Jika keempat belas cara mencegah pencurian (penggelapan) cek di atas dilakukan secara konsisten, dari waktu-ke-waktu, saya yakin potensi risiko kebobolan bisa ditekan hingga ketitik yang paling rendah. Cara yang paling pasti untuk membuat implementasi pengawasan berjalan konsisten, adalah dengan menuangkannya ke dalam instruksi tertulis, idealnya semacam standar operation procedures (SOP). Tentunya tanpa perlu penjelasan kepada pegawai mengapa harus dilakukan cukup eksekutif saja yang tahu.

Penting untuk diketahui bahwa, sebagus apapun tehnik pengawasan yang diterapkan (termasuk cara yang saya tawarkan ini), tetap saja bukan merupakan tehnik yang bisa berjalan dengan sendirinya (set-up and forget it). Perusahaan masih perlu melakukan pengawasan termasuk pemeriksaan-pemeriksaan berkala untuk memastikan bahwa prosedur dijalankan secara displin dan konsisten.
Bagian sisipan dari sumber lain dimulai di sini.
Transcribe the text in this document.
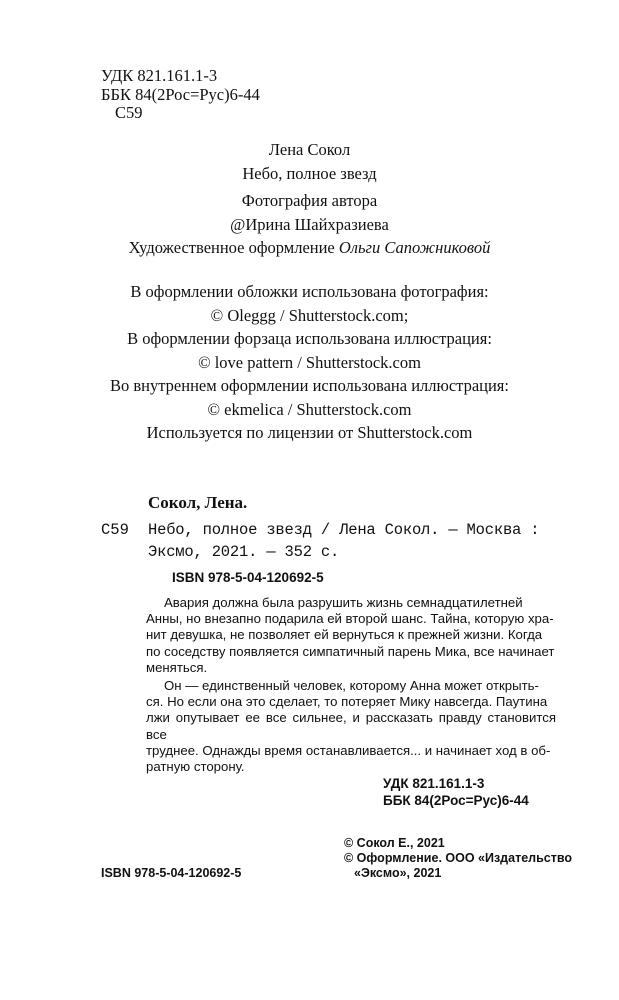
УДК 821.161.1-3
ББК 84(2Рос=Рус)6-44
С59
Лена Сокол
Небо, полное звезд
Фотография автора
@Ирина Шайхразиева
Художественное оформление Ольги Сапожниковой
В оформлении обложки использована фотография:
© Oleggg / Shutterstock.com;
В оформлении форзаца использована иллюстрация:
© love pattern / Shutterstock.com
Во внутреннем оформлении использована иллюстрация:
© ekmelica / Shutterstock.com
Используется по лицензии от Shutterstock.com
Сокол, Лена.
С59 Небо, полное звезд / Лена Сокол. — Москва :
Эксмо, 2021. — 352 с.
ISBN 978-5-04-120692-5
Авария должна была разрушить жизнь семнадцатилетней
Анны, но внезапно подарила ей второй шанс. Тайна, которую хра-
нит девушка, не позволяет ей вернуться к прежней жизни. Когда
по соседству появляется симпатичный парень Мика, все начинает
меняться.
Он — единственный человек, которому Анна может открыть-
ся. Но если она это сделает, то потеряет Мику навсегда. Паутина
лжи опутывает ее все сильнее, и рассказать правду становится все
труднее. Однажды время останавливается... и начинает ход в об-
ратную сторону.
УДК 821.161.1-3
ББК 84(2Рос=Рус)6-44
© Сокол Е., 2021
© Оформление. ООО «Издательство
«Эксмо», 2021
ISBN 978-5-04-120692-5
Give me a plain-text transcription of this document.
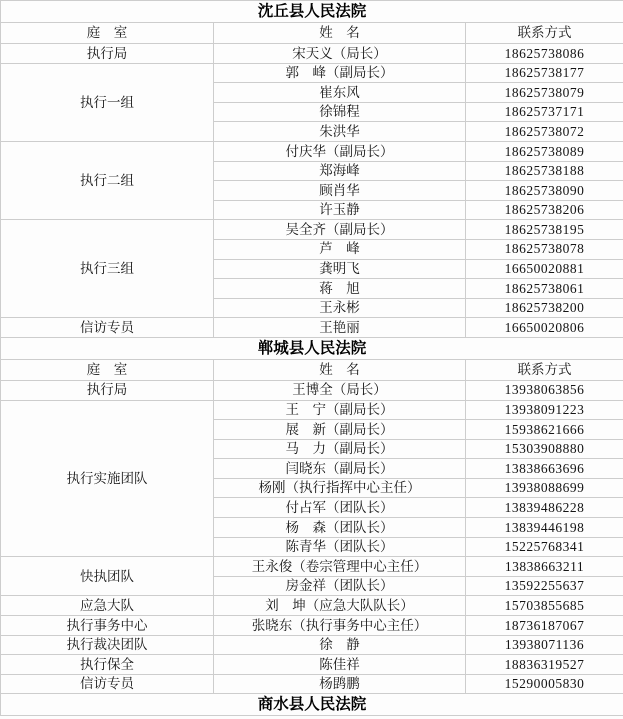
沈丘县人民法院		
庭　室	姓　名	联系方式
执行局	宋天义（局长）	18625738086
执行一组	郭　峰（副局长）	18625738177
	崔东风	18625738079
	徐锦程	18625737171
	朱洪华	18625738072
执行二组	付庆华（副局长）	18625738089
	郑海峰	18625738188
	顾肖华	18625738090
	许玉静	18625738206
执行三组	吴全齐（副局长）	18625738195
	芦　峰	18625738078
	龚明飞	16650020881
	蒋　旭	18625738061
	王永彬	18625738200
信访专员	王艳丽	16650020806
郸城县人民法院		
庭　室	姓　名	联系方式
执行局	王博全（局长）	13938063856
执行实施团队	王　宁（副局长）	13938091223
	展　新（副局长）	15938621666
	马　力（副局长）	15303908880
	闫晓东（副局长）	13838663696
	杨刚（执行指挥中心主任）	13938088699
	付占军（团队长）	13839486228
	杨　森（团队长）	13839446198
	陈青华（团队长）	15225768341
快执团队	王永俊（卷宗管理中心主任）	13838663211
	房金祥（团队长）	13592255637
应急大队	刘　坤（应急大队队长）	15703855685
执行事务中心	张晓东（执行事务中心主任）	18736187067
执行裁决团队	徐　静	13938071136
执行保全	陈佳祥	18836319527
信访专员	杨鹍鹏	15290005830
商水县人民法院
Pada dasarnya memang tidak ada manusia (termasuk pegawai perusahaan) yang berkeinginan untuk menjadi pencuri. Sehingga, seharusnya tidak ada yang salah dengan mempercayai staf. Akan tetapi orang bisa berubah (tanpa disadari) menjadi ‘gelap-mata’ ketika desakan kesulitan ekonomi tersambut oleh lemahnya pengawasan (kontrol) kas.

Adalah tidak mungkin bagi perusahaan untuk mencegah kesulitan ekonomi yang dihadapi oleh pagawai—masing-masing orang memiliki tingkat kebutuhan yang berbeda. Yang paling mungkin dilakukan oleh perusahaan adalah melakukan pengawasan atau kontrol yang ketat—sehingga peluang terjadinya pencurian atau penggelapan kas benar-benar tertutup rapat.